Bin Laden's body "torn to pieces" by rifle fire, the bits bagged up, and thrown like confetti by the Seals "over the Hindu Khush" as they made their helicopter escape? I've seen a fair few corpses made by rifle fire; I've yet to seen one torn to pieces.
Or the revelation of the identity of Islamabad CIA station chief Jonathan Bank in the Pakistan press, amid a lawsuit accusing him of murder in 2010 and that saw him flee the country? In Hersh's telling, Bank's tale was designed to create distance between the US and Pakistan so if the vast bin Laden conspiracy came to light, they'd have evidence of bad ties with the Americans. Evidence worse than having harbored bin Laden for years?
I can't prove the extravagant claims in Hersh's piece aren't true, of course. Perhaps someday evidence of this multinational, multi-agency conspiracy with unclear benefit to anyone involved will come to light.

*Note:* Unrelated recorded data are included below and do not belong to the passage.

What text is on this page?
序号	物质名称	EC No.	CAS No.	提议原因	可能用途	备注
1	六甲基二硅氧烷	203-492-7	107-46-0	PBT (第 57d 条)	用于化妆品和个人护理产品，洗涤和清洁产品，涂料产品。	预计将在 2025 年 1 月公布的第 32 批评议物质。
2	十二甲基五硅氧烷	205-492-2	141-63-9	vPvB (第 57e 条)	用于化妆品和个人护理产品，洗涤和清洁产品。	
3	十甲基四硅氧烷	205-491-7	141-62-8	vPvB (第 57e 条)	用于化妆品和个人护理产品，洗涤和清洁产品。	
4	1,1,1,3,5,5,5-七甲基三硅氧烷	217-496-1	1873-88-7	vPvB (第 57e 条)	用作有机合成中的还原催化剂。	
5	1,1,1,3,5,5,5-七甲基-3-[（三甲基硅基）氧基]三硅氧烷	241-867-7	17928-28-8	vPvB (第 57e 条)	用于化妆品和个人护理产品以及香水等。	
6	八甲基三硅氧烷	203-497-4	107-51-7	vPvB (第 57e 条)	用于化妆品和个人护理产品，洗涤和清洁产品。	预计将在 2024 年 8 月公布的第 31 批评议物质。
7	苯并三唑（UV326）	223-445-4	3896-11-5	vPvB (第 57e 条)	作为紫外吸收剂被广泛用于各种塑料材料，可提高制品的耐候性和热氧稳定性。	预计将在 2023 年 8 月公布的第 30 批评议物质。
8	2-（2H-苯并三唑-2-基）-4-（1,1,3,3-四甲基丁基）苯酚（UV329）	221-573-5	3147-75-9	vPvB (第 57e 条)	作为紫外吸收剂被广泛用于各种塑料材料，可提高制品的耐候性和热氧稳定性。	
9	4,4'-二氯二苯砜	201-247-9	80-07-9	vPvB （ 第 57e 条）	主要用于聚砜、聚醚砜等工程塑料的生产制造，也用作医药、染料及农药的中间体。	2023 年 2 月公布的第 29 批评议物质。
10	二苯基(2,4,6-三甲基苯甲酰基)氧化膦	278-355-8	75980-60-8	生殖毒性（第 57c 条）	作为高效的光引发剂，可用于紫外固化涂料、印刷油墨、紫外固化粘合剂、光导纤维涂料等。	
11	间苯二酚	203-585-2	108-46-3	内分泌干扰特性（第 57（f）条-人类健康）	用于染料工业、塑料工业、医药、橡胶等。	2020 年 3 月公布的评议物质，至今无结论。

But consider his other recent exposés.
In 2011 he said that most of the leaders of the Joint Special Operations Command are members of either the Knights of Malta or Opus Dei. In 2012 he wrote that the the US had trained in Nevada members of a group on the State Department terrorist list to destabilize Iran. For the London Review of Books in 2013, he wrote that the likely culprit in the sarin nerve agent attack on rebel sympathizers in the Syrian town of Ghouta was not the government, but the Al Qaeda affiliate Jabhat al-Nusra. In 2014 in the same publication, he said that the Turkish government, a US NATO ally, provided the sarin to the Al Qaeda affiliate and carried out the killings to falsely implicate Bashar al-Assad. The key source in that story? A "former senior US intelligence official."
All of these tales have either been completely unconfirmable or, as in the case of the sarin attack, crumbled upon examination.